Viel de dichter niet toevallig van een stelling tot een cirkel? Om het nog krachtiger te zeggen: zou een romantische, dichterlijke ziel het ooit in zijn hoofd krijgen een bundel de titel 'Wiskunde' te geven... Nog een verraderlijk eenvoudig lijkend gedicht, een kindertekeninggedicht met een onthutsend, bijna ontluisterend slot:

Op een bierviltje teken ik
een ma en een pa,
heel groot onder de zon.
Hun lichamen raken even elkaar,
ze werken heel hard
om hun kind te kunnen beminnen
en zwijgen als het om hun liefde gaat.

Zo ben ik ook als het over deze
dingen gaat.

Het wordt stil wanneer de televisie fluistert
dat een kind zijn vader heeft gedood
omdat het nooit naar hem wou luisteren.


Een ontluisterend slot. Zoveel is duidelijk: Piet Brak is wars van elke pathetiek, van alle emotionele grootspraak, van enige emotionele kleinheid. Hierin is hij op zijn beste momenten verwant aan Willem Elsschot.
Piet Brak is met De omtrek van een gedicht eigenlijk aan zijn tweede verzamelbundel toe. Inderdaad in 1987 verschenen 'Verzamelde Gedichten’. Blijkbaar heel voorlopig verzameld werk want in 1988 publiceerde hij 'Rorschach',een bundel die bekroond werd met 'De Yang PoëzieReeks Prijs.
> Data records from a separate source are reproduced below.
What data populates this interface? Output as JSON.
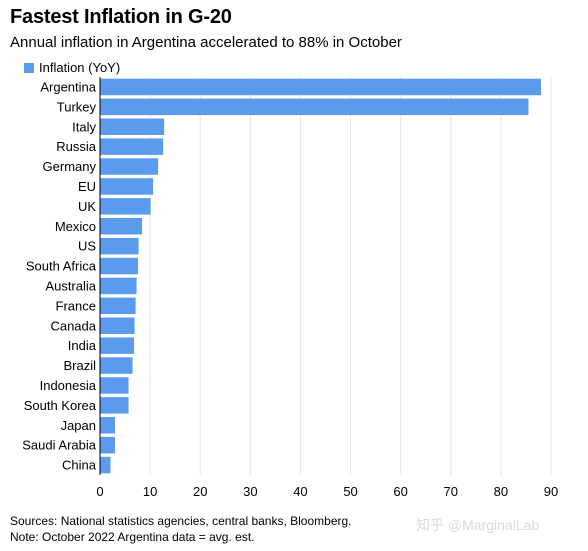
{
  "header": {
    "title": "Fastest Inflation in G-20",
    "subtitle": "Annual inflation in Argentina accelerated to 88% in October"
  },
  "legend": {
    "label": "Inflation (YoY)"
  },
  "colors": {
    "bar": "#5b9bee",
    "gridline": "#e6e6e6",
    "axis": "#000000"
  },
  "chart_data": {
    "type": "bar",
    "orientation": "horizontal",
    "categories": [
      "Argentina",
      "Turkey",
      "Italy",
      "Russia",
      "Germany",
      "EU",
      "UK",
      "Mexico",
      "US",
      "South Africa",
      "Australia",
      "France",
      "Canada",
      "India",
      "Brazil",
      "Indonesia",
      "South Korea",
      "Japan",
      "Saudi Arabia",
      "China"
    ],
    "series": [
      {
        "name": "Inflation (YoY)",
        "values": [
          88.0,
          85.5,
          12.8,
          12.6,
          11.6,
          10.6,
          10.1,
          8.4,
          7.7,
          7.6,
          7.3,
          7.1,
          6.9,
          6.8,
          6.5,
          5.7,
          5.7,
          3.0,
          3.0,
          2.1
        ]
      }
    ],
    "xlim": [
      0,
      90
    ],
    "xticks": [
      0,
      10,
      20,
      30,
      40,
      50,
      60,
      70,
      80,
      90
    ],
    "grid": true,
    "legend_position": "top-left"
  },
  "footnotes": {
    "sources": "Sources: National statistics agencies, central banks, Bloomberg.",
    "note": "Note: October 2022 Argentina data = avg. est."
  },
  "watermark": "知乎 @MarginalLab"
}
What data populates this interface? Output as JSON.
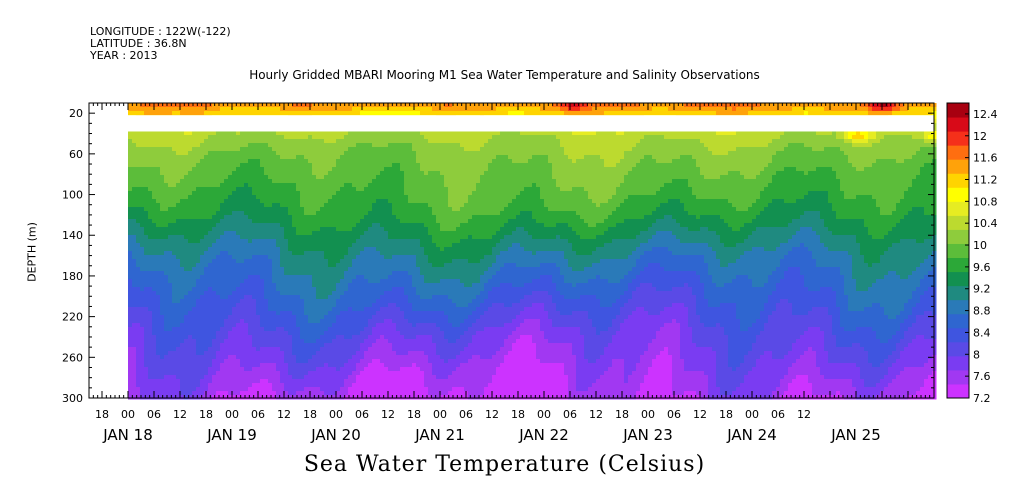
{
  "header": {
    "longitude": "LONGITUDE : 122W(-122)",
    "latitude": "LATITUDE : 36.8N",
    "year": "YEAR : 2013"
  },
  "chart_data": {
    "type": "heatmap",
    "title": "Hourly Gridded MBARI Mooring M1 Sea Water Temperature and Salinity Observations",
    "xlabel": "Sea Water Temperature (Celsius)",
    "ylabel": "DEPTH (m)",
    "x_hour_ticks": [
      "18",
      "00",
      "06",
      "12",
      "18",
      "00",
      "06",
      "12",
      "18",
      "00",
      "06",
      "12",
      "18",
      "00",
      "06",
      "12",
      "18",
      "00",
      "06",
      "12",
      "18",
      "00",
      "06",
      "12",
      "18",
      "00",
      "06",
      "12"
    ],
    "x_day_labels": [
      "JAN 18",
      "JAN 19",
      "JAN 20",
      "JAN 21",
      "JAN 22",
      "JAN 23",
      "JAN 24",
      "JAN 25"
    ],
    "xlim": [
      "2013-01-17 15:00",
      "2013-01-25 18:00"
    ],
    "data_start": "2013-01-18 00:00",
    "ylim": [
      300,
      10
    ],
    "y_reversed": true,
    "y_ticks": [
      20,
      60,
      100,
      140,
      180,
      220,
      260,
      300
    ],
    "missing_depth_band": [
      22,
      38
    ],
    "colorbar_ticks": [
      12.4,
      12,
      11.6,
      11.2,
      10.8,
      10.4,
      10,
      9.6,
      9.2,
      8.8,
      8.4,
      8,
      7.6,
      7.2
    ],
    "colorbar_range": [
      7.2,
      12.6
    ],
    "colors": [
      "#cc33ff",
      "#a138f2",
      "#7a3cf2",
      "#5a4ae6",
      "#3f55e0",
      "#2f66d0",
      "#2a7ab8",
      "#1f8a80",
      "#129050",
      "#2ca838",
      "#5cbd3a",
      "#8ecc3c",
      "#bcda2f",
      "#e6ec22",
      "#ffff00",
      "#ffd400",
      "#ffa20a",
      "#ff6e10",
      "#f5301a",
      "#d80a18",
      "#a80010"
    ],
    "profile_depths": [
      10,
      40,
      60,
      80,
      100,
      120,
      140,
      160,
      180,
      200,
      220,
      240,
      260,
      280,
      300
    ],
    "profile_temperature": [
      11.6,
      10.35,
      10.1,
      9.95,
      9.8,
      9.6,
      9.3,
      9.0,
      8.75,
      8.5,
      8.25,
      8.0,
      7.8,
      7.6,
      7.4
    ],
    "warm_events_top": [
      {
        "time": "2013-01-22 06:00",
        "temperature": 12.2
      },
      {
        "time": "2013-01-25 06:00",
        "temperature": 12.4
      }
    ],
    "warm_events_60m": [
      {
        "time": "2013-01-25 00:00",
        "temperature": 11.2
      },
      {
        "time": "2013-01-25 18:00",
        "temperature": 11.0
      }
    ]
  }
}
Misschien sluit deze bundel inderdaad de periode van de jonge Piet Brak af. Hij is dan 44. Dichters blijven dus duidelijk lang jong. De jury prees'vooral de originele en ongekunstelde beeldspraak'. We nemen het titelgedicht:


Rorschach


Met veel licht rond zijn hoofd
wordt de man heel eenzaam.
Als een struik in het huis.

En hij kijkt naar de navel
van de maan op zijn buik.

De zon zit heel stil als een kip
op haar stok onder de inktvlek
van een wolk.


Origineel is de beeldspraak zeker, maar ongekunsteld? Zij is veeleer verrassend vernuftig geconstrueerd, maar zo dat de complexe constructie niet meer zichtbaar is en dus klinkt alsof zij spontaan ontstaan is. Associatief is sinds de Vijftigers een modewoord. Er zit daarentegen veel schrijf-technisch vernuft in deze schijnbaar eenvoudige poëzie. Wel gebruikt Piet Brak in zijn vroege poëzie weinig 'retorische' stijlfiguren zoals alliteratie, repetitie, enumeratie, amplificatie of chiasme. Stijlfiguren die van nature uitbreidend zijn en een lange adem vergen. Daarentegen zit zijn poëzie vol synesthesie, personificatie en paradoxen, vol ironie, metoniemen en metaforen.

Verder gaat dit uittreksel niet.